第6回 溶接を学ぼう~ボルト溶接編~
2024年12月16日
前回、ナット溶接で使われる部品について学んだきゃっぱくん。
今回は、ボルト溶接で使われる部品について学んでいきましょう。
【ボルト溶接用下側部品】
ボルト溶接では、専用の下側部品が多く存在します。

上図は、ボルト打ち電極一体タイプです。
第2回で学んだ、キャップチップとシャンクが一体化している商品と同じように、直接ストレートホルダーに差し込んで使用します。
内側にKCFスリーブ(表面に絶縁被膜を持った金属)が圧入されています。
これは、溶接する際ボルトのねじ部分が下部電極内部に入り込むため、電極部に触れ張り付かないようにするためです。

次に、ボルト打ち電極分離タイプです。

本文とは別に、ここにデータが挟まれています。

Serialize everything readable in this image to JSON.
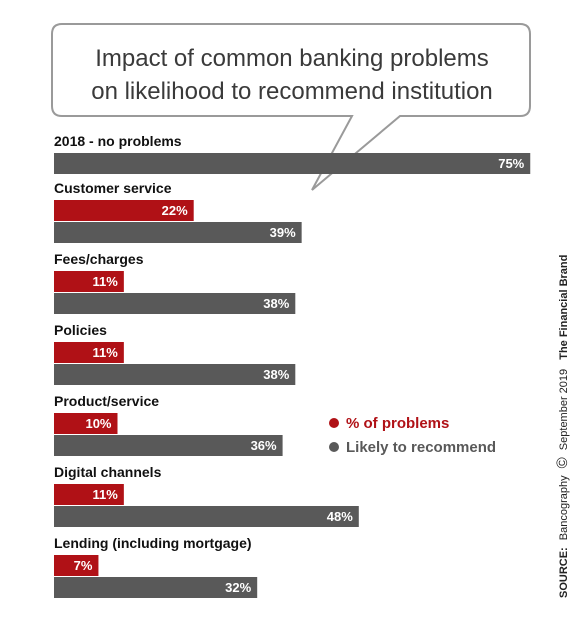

一体型同様内側にKCFスリーブが圧入されています。
別途下部電極ホルダーと組み合わせて使用するため、上部分のみの交換で済みます。
ですが、キャップチップは研磨(鉛筆を削るように、古い部分を取り除き元に戻すこと)が可能ですが、こちらの部品はKCFスリーブの被膜が取れるため研磨ができません。
どちらもスリーブの被膜が剥がれた時点で買い替えが必要となり、頻繁に交換する必要があります。
その問題を解決するのが、下部電極サイパーとサイパーチップです。

こちらの部品は、中の絶縁部品であるサイパーにセラミックス(そのものが絶縁体の素材)を用いているため、絶縁性が高く耐摩耗性(削れにくさ)に優れています。
絶縁部品が割れない限り半永久的に使用が可能ですが、割れていることに気づかず不具合が起こる可能性があるため、管理が必要です。
【厚さ3mmのプロジェクション溶接用チップ!?】
当社オリジナル商品として、ナット・ボルト溶接用段付きワッシャー「UFO」があります。

打点位置の3mm部分のみの交換が可能で、捨てる部分が少ないため環境に優しく低コストです。
溶接熱で鈍った部分のみを交換するため、研磨して使用するよりも耐久性が保たれます。
今回はここまで!
次回のコラムでお会いしましょう。